Imaginamos también un ingenioso procedimiento mediante el cual podría descender
al suelo siempre que quisiera; consistía simplemente en colocar la Enciclopedia
Británica (décima edición) en el último entrepaño de la librería. Bastaría con
sacar un par de volúmenes, agarrarlos con fuerza y descender tranquilamente.
También acordamos distribuir asas de acero a lo largo del rodapié para que
pudiera afianzarse siempre que deseara andar por la parte inferior de la
habitación.
A
medida que fuimos progresando en las soluciones, descubrí que yo mismo estaba
enormemente entusiasmado. Fui yo quien llamó al ama de llaves y le descifró el
enigma y, sobre todo, quien instaló en el techo la cama invertida. De hecho
pasé dos días enteros en su casa. Soy un hombre habilidoso, de esa clase de
personas que se ponen a hacer cosas con un desarmador, y le preparé todo tipo
de ingeniosas adaptaciones: tendí un cable para poner los timbres a su alcance;
coloqué las lámparas eléctricas boca abajo, y así sucesivamente. Para mí todo
aquel asunto se había convertido en algo extraordinariamente curioso e interesante
y me parecía delicioso imaginar a Pyecraft como una enorme y gorda moscarda
arrastrándose por el techo y gateando por el dintel de las puertas de una
habitación a otra, y sin posibilidad de volver al club, nunca, nunca, nunca
más…
Pero
al final mi fatal inventiva me superó. Yo estaba sentado junto a la chimenea,
bebiéndome su whisky, y él se encontraba en su rincón preferido, al lado de la
cornisa, clavando en el techo un tapiz turco, cuando se me ocurrió la idea:
–¡Por
Júpiter, Pyecraft! –exclamé–. Todo esto es completamente innecesario.
Y
antes de que pudiera calcular las consecuencias de mi idea, la solté:
–Ropa
interior de plomo –dije, y el daño era ya irreparable.
Pyecraft
acogió la ocurrencia casi con lágrimas.
–Poder
andar de nuevo en la posición correcta… –dijo.
Le
revelé todos los detalles del secreto antes de prever adónde me llevaría.
–Compre
láminas de plomo –dije– y córtelas en rodajas. Después cósalas sobre su ropa
interior hasta que pese suficiente. Póngase botas con suela de plomo, lleve un
maletín cargado de plomo y la cosa está hecha. En vez de estar prisionero aquí,
tendrá la posibilidad de salir, Pyecraft; podrá viajar…
Y
entonces se me ocurrió una idea más feliz todavía.
–Usted
jamás tendrá que sentir miedo a un naufragio. Le bastará con quitarse un poco
de ropa, cargar en la mano la cantidad necesaria de equipaje y flotar por el
aire…
Llevado
por la emoción Pyecraft soltó el martillo y cayó a dos dedos de mi cabeza.
–¡Por
Júpiter! –exclamó–. Podré volver al club.
La
sugerencia me dejó helado.
–¡Por
Júpiter! –dije, casi sin voz–. Sí. Desde luego… podrá…
Y
lo hizo. Y lo hace. Ahora está sentado detrás de mí, engullendo –¡tan seguro
como que estoy vivo!– una tercera ración de pasteles de frutas. Y nadie en el
ancho mundo sabe –excepto su ama de llaves y yo– que realmente no pesa nada;
que es sólo una fastidiosa mole de materia asimilatoria, una simple nube
vestida, niente, nefas, el más insignificante de los hombres.

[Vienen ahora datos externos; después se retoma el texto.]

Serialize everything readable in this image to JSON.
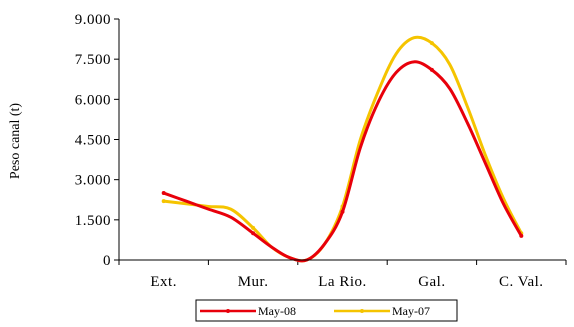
{
  "chart_data": {
    "type": "line",
    "title": "",
    "xlabel": "",
    "ylabel": "Peso canal (t)",
    "categories": [
      "Ext.",
      "Mur.",
      "La Rio.",
      "Gal.",
      "C. Val."
    ],
    "y_ticks": [
      "0",
      "1.500",
      "3.000",
      "4.500",
      "6.000",
      "7.500",
      "9.000"
    ],
    "y_tick_values": [
      0,
      1500,
      3000,
      4500,
      6000,
      7500,
      9000
    ],
    "ylim": [
      0,
      9000
    ],
    "grid": false,
    "legend_position": "bottom",
    "series": [
      {
        "name": "May-08",
        "color": "#e8000b",
        "x": [
          0.0,
          0.25,
          0.5,
          0.75,
          1.0,
          1.2,
          1.4,
          1.6,
          1.8,
          2.0,
          2.2,
          2.4,
          2.6,
          2.8,
          3.0,
          3.2,
          3.4,
          3.6,
          3.8,
          4.0
        ],
        "values": [
          2500,
          2200,
          1900,
          1600,
          1000,
          500,
          100,
          0,
          600,
          1800,
          4200,
          5900,
          7000,
          7400,
          7100,
          6400,
          5100,
          3600,
          2100,
          900
        ]
      },
      {
        "name": "May-07",
        "color": "#f5c400",
        "x": [
          0.0,
          0.25,
          0.5,
          0.75,
          1.0,
          1.2,
          1.4,
          1.6,
          1.8,
          2.0,
          2.2,
          2.4,
          2.6,
          2.8,
          3.0,
          3.2,
          3.4,
          3.6,
          3.8,
          4.0
        ],
        "values": [
          2200,
          2100,
          2000,
          1900,
          1200,
          500,
          100,
          0,
          600,
          2000,
          4500,
          6300,
          7700,
          8300,
          8100,
          7300,
          5700,
          3900,
          2300,
          1000
        ]
      }
    ]
  }
}
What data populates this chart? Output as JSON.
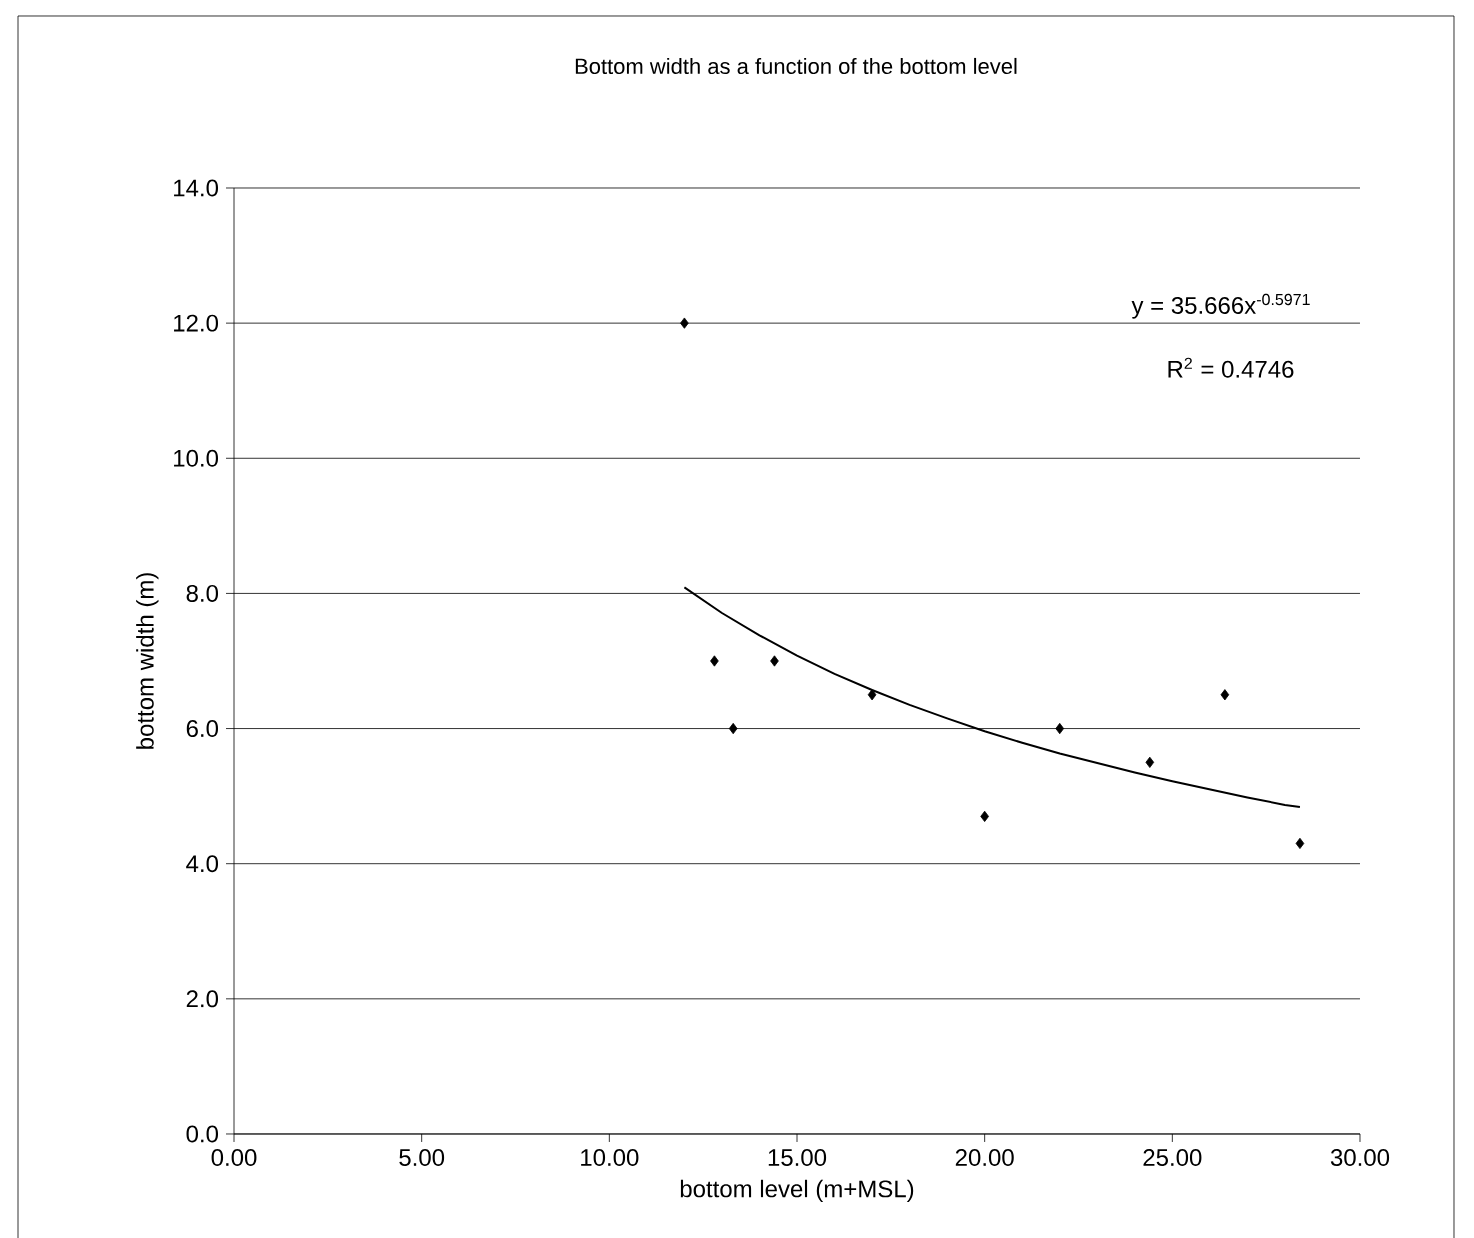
{
  "chart_data": {
    "type": "scatter",
    "title": "Bottom width as a function of the bottom level",
    "xlabel": "bottom level (m+MSL)",
    "ylabel": "bottom width (m)",
    "xlim": [
      0,
      30
    ],
    "ylim": [
      0,
      14
    ],
    "xticks": [
      {
        "value": 0,
        "label": "0.00"
      },
      {
        "value": 5,
        "label": "5.00"
      },
      {
        "value": 10,
        "label": "10.00"
      },
      {
        "value": 15,
        "label": "15.00"
      },
      {
        "value": 20,
        "label": "20.00"
      },
      {
        "value": 25,
        "label": "25.00"
      },
      {
        "value": 30,
        "label": "30.00"
      }
    ],
    "yticks": [
      {
        "value": 0,
        "label": "0.0"
      },
      {
        "value": 2,
        "label": "2.0"
      },
      {
        "value": 4,
        "label": "4.0"
      },
      {
        "value": 6,
        "label": "6.0"
      },
      {
        "value": 8,
        "label": "8.0"
      },
      {
        "value": 10,
        "label": "10.0"
      },
      {
        "value": 12,
        "label": "12.0"
      },
      {
        "value": 14,
        "label": "14.0"
      }
    ],
    "grid": "y",
    "series": [
      {
        "color": "#000000",
        "marker": "diamond",
        "x": [
          12.0,
          12.8,
          13.3,
          14.4,
          17.0,
          20.0,
          22.0,
          24.4,
          26.4,
          28.4
        ],
        "values": [
          12.0,
          7.0,
          6.0,
          7.0,
          6.5,
          4.7,
          6.0,
          5.5,
          6.5,
          4.3
        ]
      },
      {
        "type": "line",
        "color": "#000000",
        "marker": "none",
        "line_style": "solid",
        "x": [
          12,
          13,
          14,
          15,
          16,
          17,
          18,
          19,
          20,
          21,
          22,
          23,
          24,
          25,
          26,
          27,
          28,
          28.4
        ],
        "values": [
          8.09,
          7.71,
          7.38,
          7.08,
          6.81,
          6.57,
          6.35,
          6.15,
          5.96,
          5.79,
          5.63,
          5.49,
          5.35,
          5.22,
          5.1,
          4.98,
          4.87,
          4.84
        ]
      }
    ],
    "annotations": [
      "y = 35.666x$^{-0.5971}$",
      "R$^{2}$ = 0.4746"
    ]
  }
}
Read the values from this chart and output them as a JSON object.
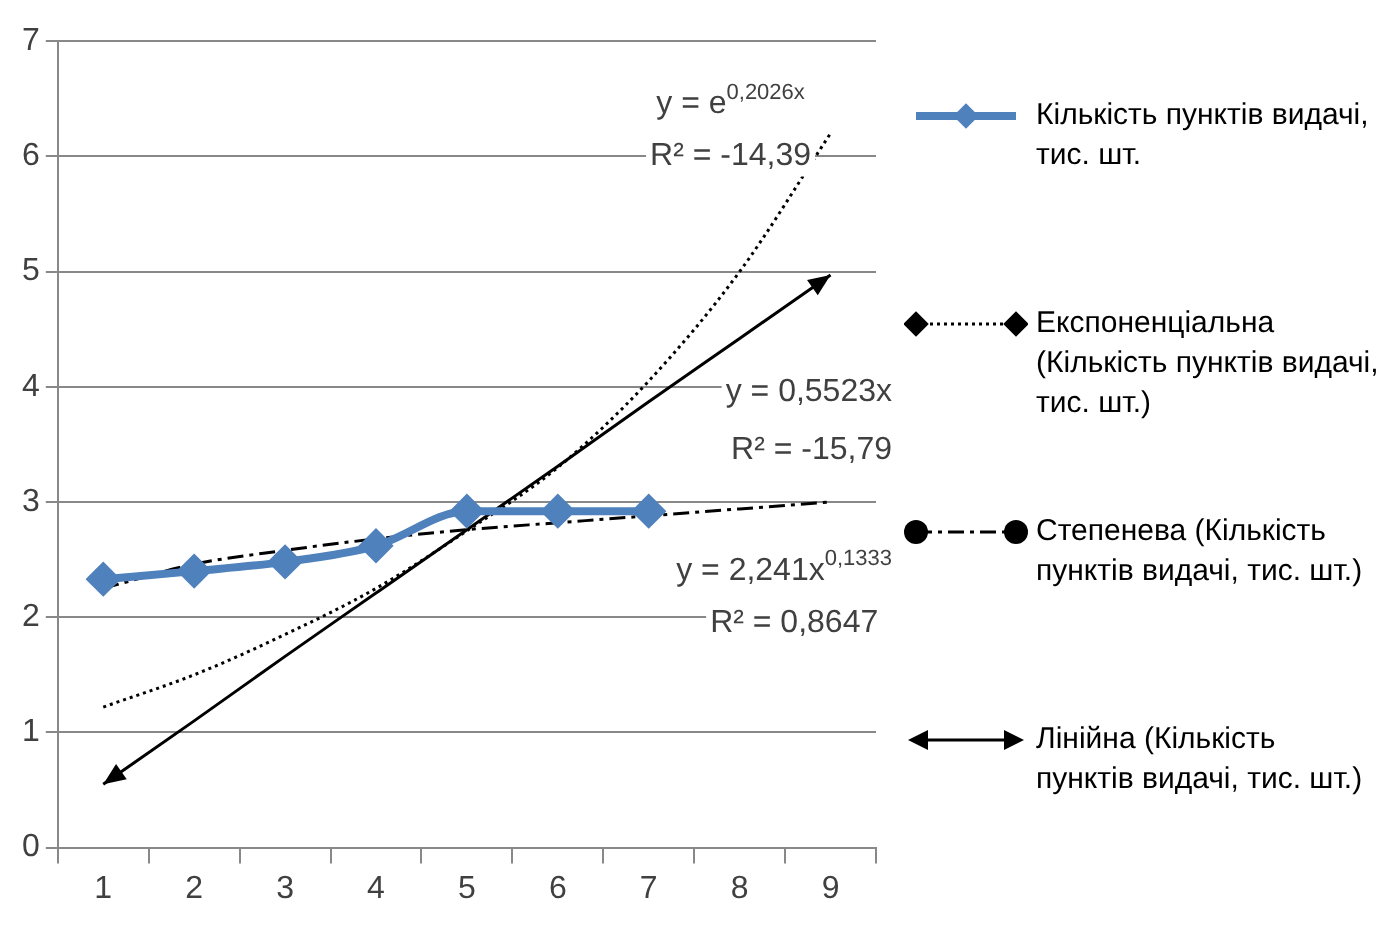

Allí está sentado, acechándome hasta que haya acabado de escribir. Entonces, si
puede, me atrapará. Vendrá balanceándose hacia mí…
Me
repetirá una vez más lo de siempre: cómo le afecta aquello y cómo no le afecta,
y cómo a veces abriga la ilusión de que el efecto se disipe un poco. Y, como
siempre, en alguna parte de su espeso y monótono discurso dirá:
–El
secreto estará seguro, ¿no? Si alguien se enterara, me sentiría tan ridículo…
Una cosa así lo convierte a uno en una especie de estúpido, ¿comprende?
Arrastrarse por el techo y todo lo demás…
Y
ahora, ¡a eludir el acoso de Pyecraft, que ocupa –como siempre– una admirable
posición estratégica entre la puerta y yo!